CubeFS Best Security Practices
Authentication
AK and SK
AK (Access Key) and SK (Secret Key) are secure credentials used for authentication and access control, commonly used in cloud service providers and other online platforms. AK is the user's access key, similar to a username, used to identify the user's identity. SK is the associated key with AK, similar to a password, used to verify the user's identity and generate digital signatures to ensure data security. Proper management and usage of AK and SK are crucial in the security domain. Here are some best practices for AK and SK security:
- Confidentiality: AK and SK should be securely stored and only provided to trusted entities (such as applications or services) when necessary. They should not be stored in publicly accessible locations, such as version control systems, public code repositories, or public documents.
- Regular Rotation: Regularly rotating AK and SK is a good security practice to mitigate the risk of key misuse. It is recommended to change keys periodically, such as every few months or as per security policies and standards requirements.
- Permission Control: Setting appropriate permissions and access controls for each AK and SK is vital. Only grant the minimum required privileges to perform specific tasks, and regularly review and update permission settings to ensure the principle of least privilege is always maintained.
- Encrypted Transmission: When using AK and SK for authentication, secure transmission protocols (such as HTTPS) should be employed to protect the credentials during the transmission process, preventing interception or tampering by man-in-the-middle attacks.
- Strong Password Policy: Selecting strong passwords and following password policies is an important measure to protect SK. Passwords should have sufficient complexity, including a combination of uppercase and lowercase letters, numbers, and special characters, while avoiding easily guessable or common passwords.

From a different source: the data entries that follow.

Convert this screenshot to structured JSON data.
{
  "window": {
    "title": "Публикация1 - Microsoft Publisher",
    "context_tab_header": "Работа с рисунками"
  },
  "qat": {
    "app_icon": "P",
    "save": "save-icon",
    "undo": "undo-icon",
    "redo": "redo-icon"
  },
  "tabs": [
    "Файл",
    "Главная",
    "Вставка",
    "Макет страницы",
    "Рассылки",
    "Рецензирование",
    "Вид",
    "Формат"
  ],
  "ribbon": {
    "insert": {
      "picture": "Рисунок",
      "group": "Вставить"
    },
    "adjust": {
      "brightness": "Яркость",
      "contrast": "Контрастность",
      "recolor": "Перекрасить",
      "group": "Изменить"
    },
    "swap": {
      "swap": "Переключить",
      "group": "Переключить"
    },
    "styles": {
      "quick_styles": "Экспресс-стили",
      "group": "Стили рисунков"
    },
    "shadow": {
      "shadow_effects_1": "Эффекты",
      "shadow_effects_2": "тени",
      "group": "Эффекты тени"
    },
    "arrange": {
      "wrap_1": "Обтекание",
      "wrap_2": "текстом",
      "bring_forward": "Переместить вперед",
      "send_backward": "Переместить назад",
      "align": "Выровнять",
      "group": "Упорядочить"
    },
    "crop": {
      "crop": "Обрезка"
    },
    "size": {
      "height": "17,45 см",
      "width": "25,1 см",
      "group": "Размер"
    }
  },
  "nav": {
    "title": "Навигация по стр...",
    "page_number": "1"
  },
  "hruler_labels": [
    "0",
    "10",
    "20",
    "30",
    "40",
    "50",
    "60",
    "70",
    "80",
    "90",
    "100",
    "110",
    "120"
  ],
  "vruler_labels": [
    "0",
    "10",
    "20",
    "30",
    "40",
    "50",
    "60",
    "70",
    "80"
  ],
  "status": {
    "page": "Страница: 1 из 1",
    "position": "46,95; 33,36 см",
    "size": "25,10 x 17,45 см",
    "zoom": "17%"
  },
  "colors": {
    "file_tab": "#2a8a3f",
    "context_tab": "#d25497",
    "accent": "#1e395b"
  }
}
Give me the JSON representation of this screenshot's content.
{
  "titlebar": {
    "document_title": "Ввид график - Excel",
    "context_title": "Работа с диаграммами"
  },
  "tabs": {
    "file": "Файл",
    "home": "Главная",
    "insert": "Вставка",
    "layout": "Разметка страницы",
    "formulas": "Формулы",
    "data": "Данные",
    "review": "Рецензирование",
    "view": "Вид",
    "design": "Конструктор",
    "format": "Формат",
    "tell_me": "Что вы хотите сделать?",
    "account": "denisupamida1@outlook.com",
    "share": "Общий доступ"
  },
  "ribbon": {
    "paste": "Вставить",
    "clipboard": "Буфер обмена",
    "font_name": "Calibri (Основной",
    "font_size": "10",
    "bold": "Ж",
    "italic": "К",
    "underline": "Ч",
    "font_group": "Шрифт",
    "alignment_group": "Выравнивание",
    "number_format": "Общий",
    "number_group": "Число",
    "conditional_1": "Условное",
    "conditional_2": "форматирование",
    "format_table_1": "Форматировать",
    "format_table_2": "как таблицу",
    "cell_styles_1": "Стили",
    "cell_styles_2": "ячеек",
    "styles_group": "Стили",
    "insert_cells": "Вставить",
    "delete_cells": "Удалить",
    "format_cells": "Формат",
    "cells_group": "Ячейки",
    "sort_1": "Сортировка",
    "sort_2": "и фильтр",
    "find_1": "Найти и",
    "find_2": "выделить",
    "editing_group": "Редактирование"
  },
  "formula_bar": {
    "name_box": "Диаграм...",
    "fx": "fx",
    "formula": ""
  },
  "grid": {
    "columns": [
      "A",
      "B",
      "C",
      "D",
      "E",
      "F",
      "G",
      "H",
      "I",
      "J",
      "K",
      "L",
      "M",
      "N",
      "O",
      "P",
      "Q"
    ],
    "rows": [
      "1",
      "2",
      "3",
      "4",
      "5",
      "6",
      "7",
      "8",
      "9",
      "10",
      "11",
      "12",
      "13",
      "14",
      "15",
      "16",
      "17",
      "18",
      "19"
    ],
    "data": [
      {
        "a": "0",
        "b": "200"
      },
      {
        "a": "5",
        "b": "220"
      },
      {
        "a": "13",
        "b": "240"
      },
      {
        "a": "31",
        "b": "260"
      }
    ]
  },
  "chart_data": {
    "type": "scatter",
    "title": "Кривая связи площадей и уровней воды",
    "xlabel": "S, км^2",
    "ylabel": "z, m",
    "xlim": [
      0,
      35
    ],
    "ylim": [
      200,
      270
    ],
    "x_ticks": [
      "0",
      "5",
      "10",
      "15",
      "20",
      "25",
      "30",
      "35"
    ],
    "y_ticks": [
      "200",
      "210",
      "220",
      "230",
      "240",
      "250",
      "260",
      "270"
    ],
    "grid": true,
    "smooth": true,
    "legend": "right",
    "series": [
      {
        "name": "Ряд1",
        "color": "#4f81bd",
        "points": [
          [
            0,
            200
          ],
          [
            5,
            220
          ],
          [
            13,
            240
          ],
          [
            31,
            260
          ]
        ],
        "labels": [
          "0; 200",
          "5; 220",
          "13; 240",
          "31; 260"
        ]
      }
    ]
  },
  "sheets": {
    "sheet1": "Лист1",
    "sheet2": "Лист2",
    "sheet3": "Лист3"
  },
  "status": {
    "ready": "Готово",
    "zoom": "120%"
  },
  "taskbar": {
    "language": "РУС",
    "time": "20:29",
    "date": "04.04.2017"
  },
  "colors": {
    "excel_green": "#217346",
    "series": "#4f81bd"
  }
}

In conclusion, ensuring the security of AK and SK is crucial for safeguarding the security of systems and data. By strictly adhering to security best practices and properly managing and using AK and SK, security risks can be mitigated, and the effectiveness of authentication and access control can be ensured.
AuthNode:Authentication Module
Requirements: Add authentication to the Master node or other important interfaces in the access process to prevent unauthenticated clients and internal nodes from joining the cluster. Verification is required when important information is pulled.
Principles: Authnode is a secure node that provides a universal authentication and authorization framework for CubeFS. In addition, Authnode serves as a centralized key storage for both symmetric and asymmetric keys. Authnode adopts and customizes the ticket-based Kerberos authentication concept. Specifically, when a client node (Master, MetaNode, DataNode, or client node) accesses the service, it needs to present a shared key for authentication to Authnode. If the authentication is successful, Authnode issues a time-limited ticket specifically for that service. For authorization purposes, functionality is embedded in the ticket to indicate who can do what on which resources.
- Startup Configuration steps in CubeFS (refer to docker/run_docker4auth.sh)
- The super administrator uses the key of authnode and can generate exclusive keys for each module through the createKey API. For example, the client is Ckey and the master is Skey. At the same time, the corresponding relationship between module ID and Key will be stored in AuthNode;
- Configure ID and Key for each module and start the service.
- Expand the scope of Master interface verification The Master interface requires a significant amount of operational management at both the volume and cluster levels. It is essential to ensure the security of cluster management. To achieve this, you can enable the "authenticate" configuration on the Master. This will require interface operations to undergo a secondary verification of the correctness at Authnode.
Authorization Policies and Management
Permission Levels
- Permissions are divided into admin privileges and regular user privileges. Admin privileges include management privileges of regular users and operational privileges at the volume level, which are displayed in the system through the "owner" field.
- Regular user privileges are based on admin authorization and have fixed access paths (such as the root directory) and operational permissions (read, write). Users can only operate on files or directories within their own mounted directory and its subdirectories.
- From the perspective of volumes, users are classified into two types: read-only users and read-write users. Read-only users can only read files or directories and cannot modify them. Additionally, it is possible to restrict users to access only specific subdirectories. After mounting, CubeFS supports permission checks based on Linux user, group, and other permission restrictions. For example, given the following file permissions: -rwxr-xr-x 2 service service f1, only the "service" user can modify the file, while other non-root users can only read it.
User managment:https://cubefs.io/docs/master/tools/cfs-cli/user.html
Permission Management
The creation request goes through the governance platform for approval. After creation, the usage of the owner (admin) can be tightened, with the ability to delete volumes. The admin account for the volume is created and managed by the governance platform, automatically generated based on naming rules. Sharing a single admin account is otherwise insecure, so a regular account is provided to the business.
For example: When integrating with middleware, a regular account is authorized and provided to the business. The governance platform retains the owner information, and any deletion requests need to be submitted through the governance platform for approval.
ladp+autoMount
The role of LDAP
- User Authentication: LDAP can be used to authenticate user identities. Usernames and passwords can be stored in an LDAP directory, and when a user attempts to authenticate, the system can communicate with the LDAP server via the LDAP protocol to verify if the credentials provided by the user match those stored in the directory.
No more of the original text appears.